There are also IP issues related to using and offering GBS, Ganal acknowledged, another issue that might slow adoption of the approach by breeding companies.

"Many if not all of the GBS technologies are covered by one or several patents and one might need several licenses, one for research and one for commercial use, for example, to [use] the technology," Ganal said.

While there may be impediments to GBS adoption among breeding companies, Allen Nguyen, associate director of business development for genetic sciences at Thermo Fisher Scientific, does believe a movement toward GBS is underway across the agbio market.
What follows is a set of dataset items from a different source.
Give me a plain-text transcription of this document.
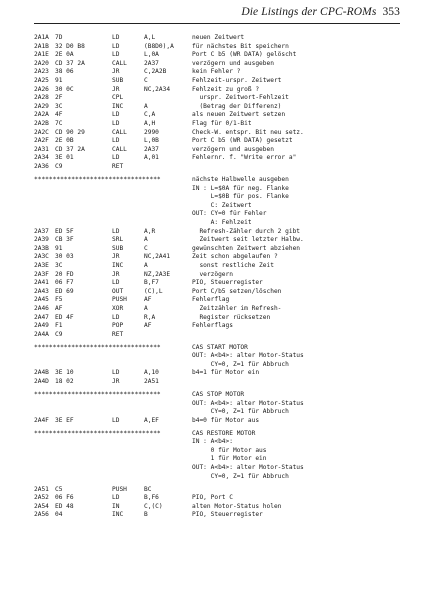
Die Listings der CPC-ROMs 353
2A1A 7D	LD	A,L	neuen Zeitwert
2A1B 32 D0 B8	LD	(B8D0),A	für nächstes Bit speichern
2A1E 2E 0A	LD	L,0A	Port C b5 (WR DATA) gelöscht
2A20 CD 37 2A	CALL	2A37	verzögern und ausgeben
2A23 38 06	JR	C,2A2B	kein Fehler ?
2A25 91	SUB	C	Fehlzeit-urspr. Zeitwert
2A26 30 0C	JR	NC,2A34	Fehlzeit zu groß ?
2A28 2F	CPL	urspr. Zeitwort-Fehlzeit
2A29 3C	INC	A	(Betrag der Differenz)
2A2A 4F	LD	C,A	als neuen Zeitwert setzen
2A2B 7C	LD	A,H	Flag für 0/1-Bit
2A2C CD 90 29	CALL	2990	Check-W. entspr. Bit neu setz.
2A2F 2E 0B	LD	L,0B	Port C b5 (WR DATA) gesetzt
2A31 CD 37 2A	CALL	2A37	verzögern und ausgeben
2A34 3E 01	LD	A,01	Fehlernr. f. "Write error a"
2A36 C9	RET
**********************************	nächste Halbwelle ausgeben
IN : L=$0A für neg. Flanke
L=$0B für pos. Flanke
C: Zeitwert
OUT: CY=0 für Fehler
A: Fehlzeit
2A37 ED 5F	LD	A,R	Refresh-Zähler durch 2 gibt
2A39 CB 3F	SRL	A	Zeitwert seit letzter Halbw.
2A3B 91	SUB	C	gewünschten Zeitwert abziehen
2A3C 30 03	JR	NC,2A41	Zeit schon abgelaufen ?
2A3E 3C	INC	A	sonst restliche Zeit
2A3F 20 FD	JR	NZ,2A3E	verzögern
2A41 06 F7	LD	B,F7	PIO, Steuerregister
2A43 ED 69	OUT	(C),L	Port C/b5 setzen/löschen
2A45 F5	PUSH	AF	Fehlerflag
2A46 AF	XOR	A	Zeitzähler im Refresh-
2A47 ED 4F	LD	R,A	Register rücksetzen
2A49 F1	POP	AF	Fehlerflags
2A4A C9	RET
**********************************	CAS START MOTOR
OUT: A<b4>: alter Motor-Status
CY=0, Z=1 für Abbruch
2A4B 3E 10	LD	A,10	b4=1 für Motor ein
2A4D 18 02	JR	2A51
**********************************	CAS STOP MOTOR
OUT: A<b4>: alter Motor-Status
CY=0, Z=1 für Abbruch
2A4F 3E EF	LD	A,EF	b4=0 für Motor aus
**********************************	CAS RESTORE MOTOR
IN : A<b4>:
0 für Motor aus
1 für Motor ein
OUT: A<b4>: alter Motor-Status
CY=0, Z=1 für Abbruch
2A51 C5	PUSH	BC
2A52 06 F6	LD	B,F6	PIO, Port C
2A54 ED 48	IN	C,(C)	alten Motor-Status holen
2A56 04	INC	B	PIO, Steuerregister
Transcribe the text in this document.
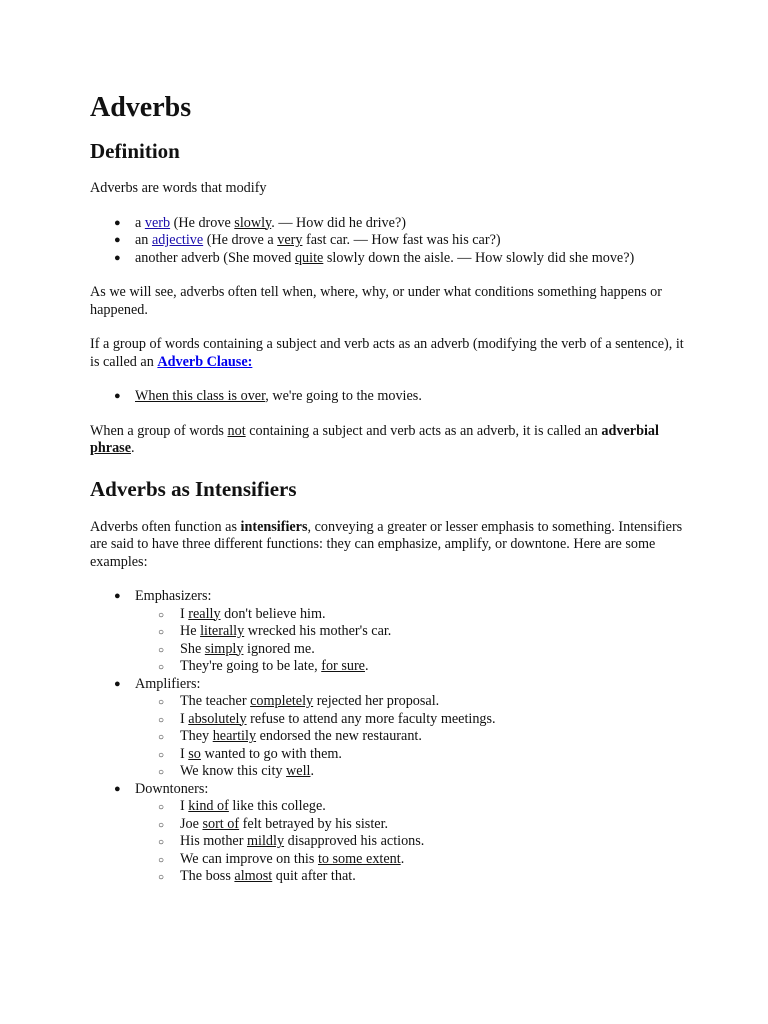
Adverbs
Definition

Adverbs are words that modify

● a verb (He drove slowly. — How did he drive?)
● an adjective (He drove a very fast car. — How fast was his car?)
● another adverb (She moved quite slowly down the aisle. — How slowly did she move?)

As we will see, adverbs often tell when, where, why, or under what conditions something happens or happened.

If a group of words containing a subject and verb acts as an adverb (modifying the verb of a sentence), it is called an Adverb Clause:

● When this class is over, we're going to the movies.

When a group of words not containing a subject and verb acts as an adverb, it is called an adverbial phrase.

Adverbs as Intensifiers

Adverbs often function as intensifiers, conveying a greater or lesser emphasis to something. Intensifiers are said to have three different functions: they can emphasize, amplify, or downtone. Here are some examples:

● Emphasizers:
○ I really don't believe him.
○ He literally wrecked his mother's car.
○ She simply ignored me.
○ They're going to be late, for sure.
● Amplifiers:
○ The teacher completely rejected her proposal.
○ I absolutely refuse to attend any more faculty meetings.
○ They heartily endorsed the new restaurant.
○ I so wanted to go with them.
○ We know this city well.
● Downtoners:
○ I kind of like this college.
○ Joe sort of felt betrayed by his sister.
○ His mother mildly disapproved his actions.
○ We can improve on this to some extent.
○ The boss almost quit after that.
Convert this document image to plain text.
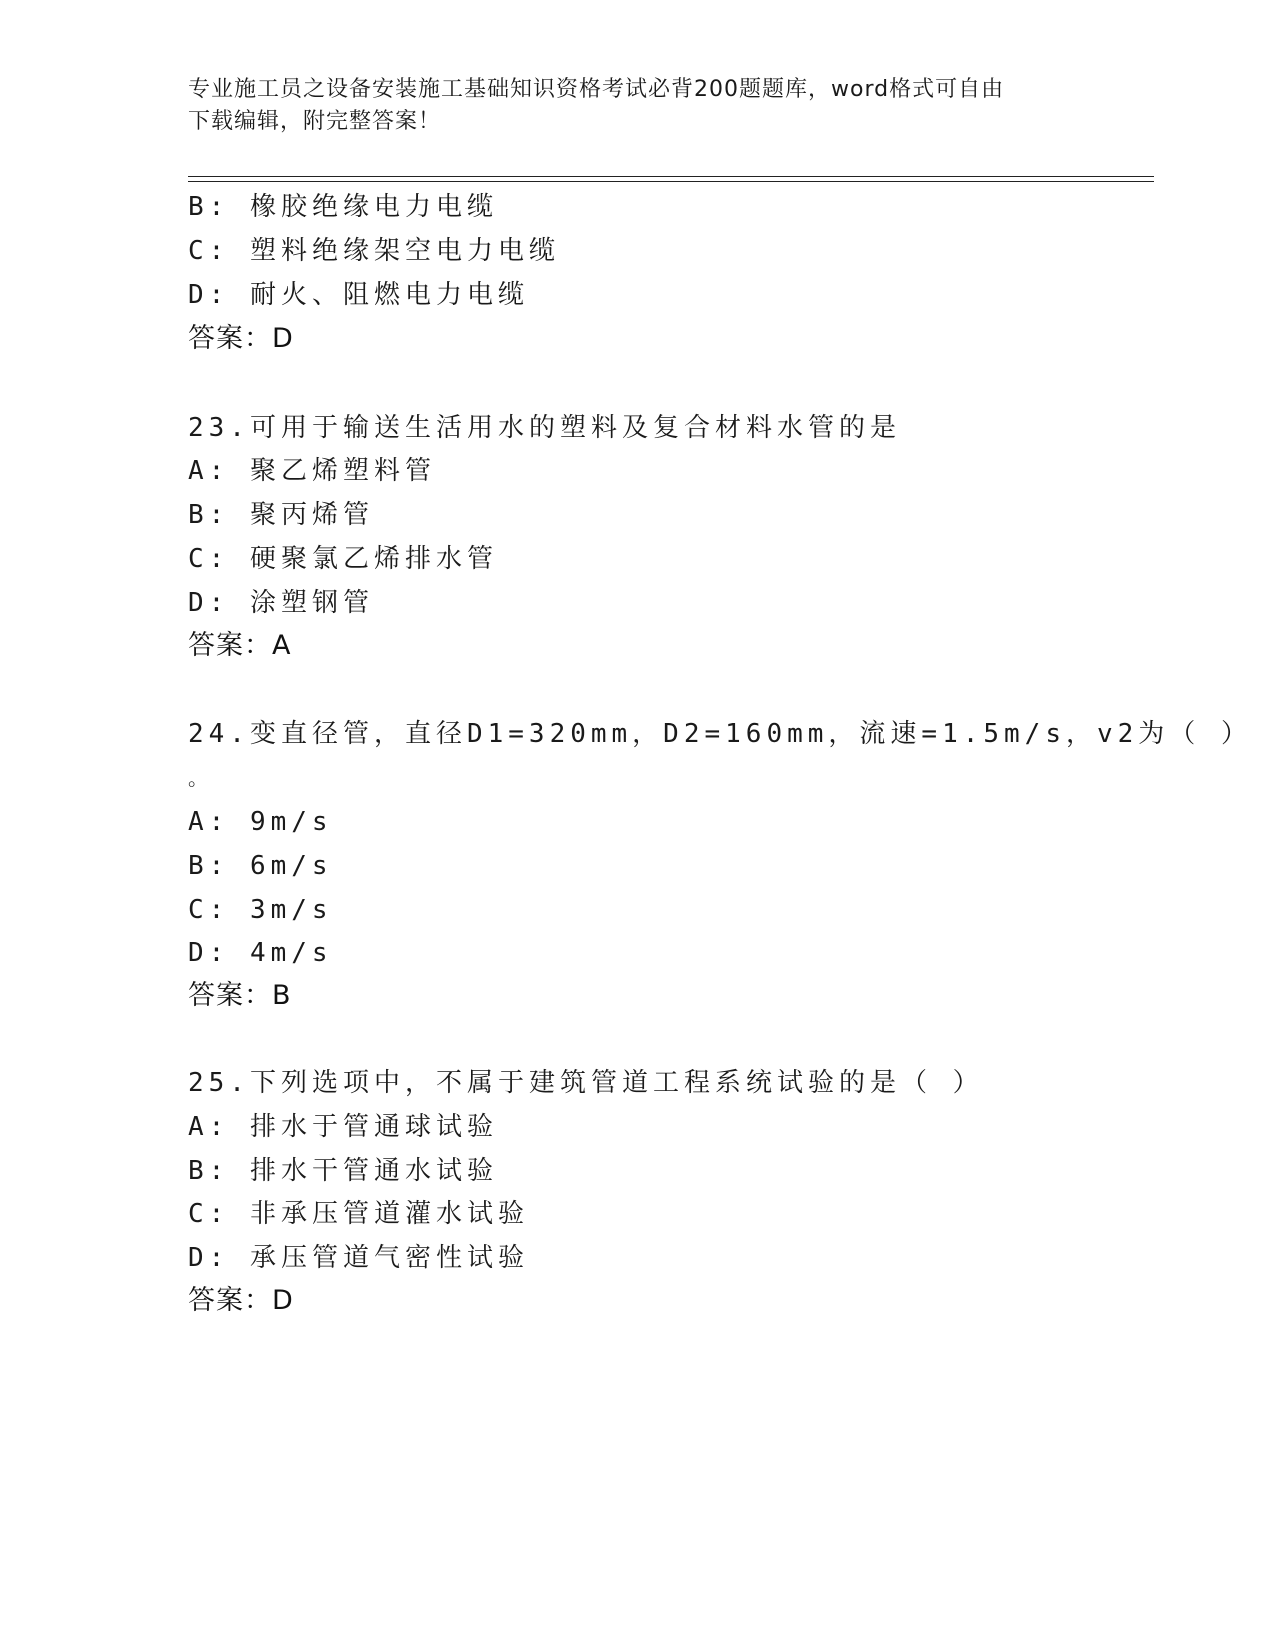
专业施工员之设备安装施工基础知识资格考试必背200题题库，word格式可自由
下载编辑，附完整答案！
B: 橡胶绝缘电力电缆
C: 塑料绝缘架空电力电缆
D: 耐火、阻燃电力电缆
答案：D
23.可用于输送生活用水的塑料及复合材料水管的是
A: 聚乙烯塑料管
B: 聚丙烯管
C: 硬聚氯乙烯排水管
D: 涂塑钢管
答案：A
24.变直径管，直径D1=320mm，D2=160mm，流速=1.5m/s，v2为（ ）
。
A: 9m/s
B: 6m/s
C: 3m/s
D: 4m/s
答案：B
25.下列选项中，不属于建筑管道工程系统试验的是（ ）
A: 排水于管通球试验
B: 排水干管通水试验
C: 非承压管道灌水试验
D: 承压管道气密性试验
答案：D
"GBS has become a very hot technology in the plant and animal research and breeding markets in recent years as demonstrated by the growing number of talks and posters at recent Plant and Animal Genome conferences," Nguyen said.

"Because it is a newer technology than microarrays or quantitative PCR, GBS using NGS platforms may not be as prevalent or widely used as those older tools, but we see a technology shift taking place in the market," Nguyen continued. "Several people at very large agbio companies have indicated that our Ion Ampliseq GBS technology could really transform the way they do their genomic selection and screening," he added, referring to the company's kits that run on its Ion Proton and Ion PGM sequencing instruments.

Like Affymetrix's Bellon, Nguyen positioned the firm's Ion Ampliseq GBS kits for downstream genomic selection and screening. "Where researchers are narrowing their marker sets and targeting known SNPs, it is optimal for analyzing hundreds to thousands of targets per sample in a very efficient and robust way," Nguyen said. "Moreover, additional novel SNPs that are discovered in the same amplicon may be useful for breeding purposes."

Interest in Ion Ampliseq has not been limited to crop researchers, who tend to favor GBS compared to livestock researchers, Nguyen noted.

"In both the plant and animal markets we've seen a very fast growing interest in GBS and believe it has a very bright future to become a foundational technology for routine plant and animal breeding," he said.

Though GBS may eventually become the go-to application for genomic selection, companies that have traditionally positioned themselves downstream of sequencing and SNP arrays are ever ready to serve a market that is interested in surveying a set number of markers across many samples.

"The challenge of these GBS projects is that they have typically been with very small numbers of samples and they generate extremely large data sets," said Fluidigm spokesperson Howard High. "It's these type of projects that have enabled development of high-density chips in the past, but with NGS costs becoming even lower and many labs wanting to look at even more targeted regions, we are seeing Fluidigm's technology implemented in more NGS workflows," he said.

According to High, the company's Juno platform and its new Orion chemistry fill this emerging gap. The South San Francisco, California-based firm launched Juno earlier this year. The system allows researchers to genotype input DNA and get 9,216 data points in about three hours.

"With all the data being generated … researchers can find it difficult to separate the wheat from the chaff," said High. "They need to cut down on the total number they need to use in order to further reduce their costs," he said. "This seems to hold true across all non-human species — crops, aquaculture, and livestock."